BİT SAYISAL EKONOMİ VE SAYISAL TOPLUMUN OMURGASIDIR

Teknolojinin insanların hayatını kolaylaştırmada önemli bir yere sahip olduğunu kaydeden Sayan, “Teknolojiyi üreten ülkeler arasında yer almak için bizlere büyük görevler düşüyor. Kurum, kuruluş ve şirketlerin ortak çalışmalarda bulunarak bir sonraki adıma yön vermeleri ile birlikte güçlü Türkiye olma yolunda önemli adımlar atılıyor. Kurumumuzun her türlü düzenlemeyi yaparken şiar edindiği ve benimde sıklıkla dile getirdiğim bir cümle var; “Bilgi ve İletişim Teknolojileri sayısal ekonomi ve sayısal toplumun omurgasıdır” dedi.
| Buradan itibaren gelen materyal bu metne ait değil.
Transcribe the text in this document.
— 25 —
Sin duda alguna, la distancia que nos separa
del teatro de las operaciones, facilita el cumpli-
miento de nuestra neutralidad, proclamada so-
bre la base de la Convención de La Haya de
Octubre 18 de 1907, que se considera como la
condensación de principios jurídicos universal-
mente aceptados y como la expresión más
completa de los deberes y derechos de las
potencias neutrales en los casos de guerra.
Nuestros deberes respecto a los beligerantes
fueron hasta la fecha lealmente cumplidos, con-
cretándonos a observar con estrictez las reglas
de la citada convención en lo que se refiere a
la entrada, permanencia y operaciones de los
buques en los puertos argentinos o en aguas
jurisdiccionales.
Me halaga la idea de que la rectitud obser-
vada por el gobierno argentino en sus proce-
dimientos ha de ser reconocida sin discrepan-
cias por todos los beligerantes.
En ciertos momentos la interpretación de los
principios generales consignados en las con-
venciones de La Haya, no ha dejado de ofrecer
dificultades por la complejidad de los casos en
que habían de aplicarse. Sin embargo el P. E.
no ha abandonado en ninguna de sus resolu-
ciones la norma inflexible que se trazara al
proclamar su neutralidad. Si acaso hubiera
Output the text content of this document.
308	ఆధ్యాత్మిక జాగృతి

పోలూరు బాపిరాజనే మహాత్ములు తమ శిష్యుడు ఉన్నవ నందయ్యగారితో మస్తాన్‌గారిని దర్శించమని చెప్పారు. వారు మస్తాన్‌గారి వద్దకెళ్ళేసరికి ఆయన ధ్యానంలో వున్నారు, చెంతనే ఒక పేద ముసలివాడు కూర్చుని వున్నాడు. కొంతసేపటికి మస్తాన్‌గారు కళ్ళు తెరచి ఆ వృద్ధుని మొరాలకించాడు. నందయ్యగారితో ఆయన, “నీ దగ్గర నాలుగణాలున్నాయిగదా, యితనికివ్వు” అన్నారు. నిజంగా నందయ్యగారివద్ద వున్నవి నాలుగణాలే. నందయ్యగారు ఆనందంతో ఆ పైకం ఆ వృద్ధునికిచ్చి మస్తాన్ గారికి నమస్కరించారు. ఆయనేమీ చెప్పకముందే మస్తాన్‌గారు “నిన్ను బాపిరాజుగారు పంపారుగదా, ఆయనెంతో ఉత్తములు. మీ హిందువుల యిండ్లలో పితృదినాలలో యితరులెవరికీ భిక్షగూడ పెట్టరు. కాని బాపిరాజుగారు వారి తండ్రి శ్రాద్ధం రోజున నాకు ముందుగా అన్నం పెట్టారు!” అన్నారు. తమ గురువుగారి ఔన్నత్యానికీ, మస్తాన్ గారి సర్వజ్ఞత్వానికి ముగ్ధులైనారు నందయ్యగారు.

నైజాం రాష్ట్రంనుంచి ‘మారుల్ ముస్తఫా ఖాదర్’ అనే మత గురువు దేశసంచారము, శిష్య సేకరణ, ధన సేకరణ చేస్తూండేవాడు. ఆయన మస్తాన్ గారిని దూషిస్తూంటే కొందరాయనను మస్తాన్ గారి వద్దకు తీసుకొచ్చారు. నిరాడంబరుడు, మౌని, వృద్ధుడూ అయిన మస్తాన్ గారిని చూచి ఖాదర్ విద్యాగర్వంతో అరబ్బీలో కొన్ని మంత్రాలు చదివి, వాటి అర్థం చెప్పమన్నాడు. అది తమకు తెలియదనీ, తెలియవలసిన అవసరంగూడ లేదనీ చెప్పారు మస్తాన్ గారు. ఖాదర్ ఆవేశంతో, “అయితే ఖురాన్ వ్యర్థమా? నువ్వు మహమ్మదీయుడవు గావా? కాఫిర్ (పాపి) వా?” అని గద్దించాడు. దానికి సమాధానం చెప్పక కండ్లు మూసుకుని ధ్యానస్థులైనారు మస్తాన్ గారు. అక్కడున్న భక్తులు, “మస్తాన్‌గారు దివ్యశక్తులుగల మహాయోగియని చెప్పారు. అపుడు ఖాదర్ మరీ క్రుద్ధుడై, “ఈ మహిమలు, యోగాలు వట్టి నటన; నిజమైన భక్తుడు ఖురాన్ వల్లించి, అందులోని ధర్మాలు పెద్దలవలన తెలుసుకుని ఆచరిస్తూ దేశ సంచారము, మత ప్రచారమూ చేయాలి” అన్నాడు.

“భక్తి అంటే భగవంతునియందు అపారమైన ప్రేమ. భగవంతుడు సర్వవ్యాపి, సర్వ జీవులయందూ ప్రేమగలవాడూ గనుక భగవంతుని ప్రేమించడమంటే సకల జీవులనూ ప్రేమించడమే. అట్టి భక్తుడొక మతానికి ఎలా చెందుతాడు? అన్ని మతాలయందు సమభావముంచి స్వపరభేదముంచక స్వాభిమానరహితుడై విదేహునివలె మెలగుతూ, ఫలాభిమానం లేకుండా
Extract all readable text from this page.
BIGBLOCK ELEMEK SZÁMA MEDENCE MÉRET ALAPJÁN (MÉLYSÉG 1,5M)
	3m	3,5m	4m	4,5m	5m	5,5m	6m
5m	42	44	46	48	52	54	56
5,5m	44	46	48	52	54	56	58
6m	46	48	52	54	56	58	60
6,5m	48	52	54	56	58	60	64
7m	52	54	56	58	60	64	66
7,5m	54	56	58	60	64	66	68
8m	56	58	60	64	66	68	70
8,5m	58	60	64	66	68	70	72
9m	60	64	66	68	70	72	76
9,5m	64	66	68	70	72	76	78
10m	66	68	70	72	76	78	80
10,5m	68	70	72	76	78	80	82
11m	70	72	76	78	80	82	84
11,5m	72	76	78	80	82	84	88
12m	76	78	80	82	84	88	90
5G’NİN POTANSİYELİNİ ARTTIRAN TEKNOLOJİLERİ BİR ARAYA GETİRİYORUZ

Sayan’ın gündeminde ülkelerin büyük bir yarış içerisinde olduğu ve Türkiye’nin de bu konuda büyük atılımlar yaptığı 5G de vardı. Ulaştırma, Denizcilik ve Haberleşme Bakanlığı ve BTK gayretleri ile kurulan 5GTR Forumu’ndan bahseden Sayan, “5G ve Ötesi teknolojilere mümkün olan en yüksek ölçüde yerli ve milli imkanlarla geçmek için çalışıyor. Bu anlamda, 5GTR Forum bünyesinde 5G ve ötesi teknolojilerin potansiyelini artıran yeni bilgi ve iletişim teknolojileri ile bunlardan faydalanacak dikey sektörleri bir araya getiriyoruz.  5G Vadisi Açık Test Sahası;başta Turkcell ve diğer mobil operatörlerimiz ve üniversitelerimiz ile  elektronik haberleşme sektörünün tüm paydaşları için yeni ARGE fırsatlarına olanak sağlayacak, kamu-üniversite-işletmeci-sanayi işbirlikleri bağlamında araştırmalar ve projeler yürütülmesine imkân sağlayacak, ekosistme katma değeri yüksek iş imkânları oluşturarak istihdama katkı sağlayacaktır” şeklinde konuştu.

Konuşmasını “Dünyanın düşleyenlere de ihtiyacı var, yapanlara da. Ama düşlediğini yapanlara daha çok ihtiyacı var” sözüyle noktalayan Sayan, “ Turkcell Teknoloji Zirvesinin başarılı bir etkinlik olmasını, sektörümüzün büyümesi, gelişmesi ve yerli ve milli çözümlerin geliştirilmesi için bir vesile olmasını diliyorum” dedi.

BAKAN ÖZLÜ: TÜRKİYE’NİN PETROLÜ TEKNOLOJİDİR

Düzenlenen zirvenin hem bugünü hem de geleceği ele alması açısından başarılı olduğunu dile getiren Bilim Sanayi ve Teknoloji Bakanı Faruk Özlü de yaşanan teknolojik gelişmelerle ilgili “Sanayi 4.0 ve 5.0, üretimden ekonomiye, tüm hayatımızı kuşattı. Bir zamanların film konusu olan teknolojiler artık hayatımızın vazgeçilmezi haline geldi. Biz bu konuda eğer eksiklerimizi görmezsek sadece geleceği değil bugünümüzü de kaçırmış oluruz” ifadelerini kullandı.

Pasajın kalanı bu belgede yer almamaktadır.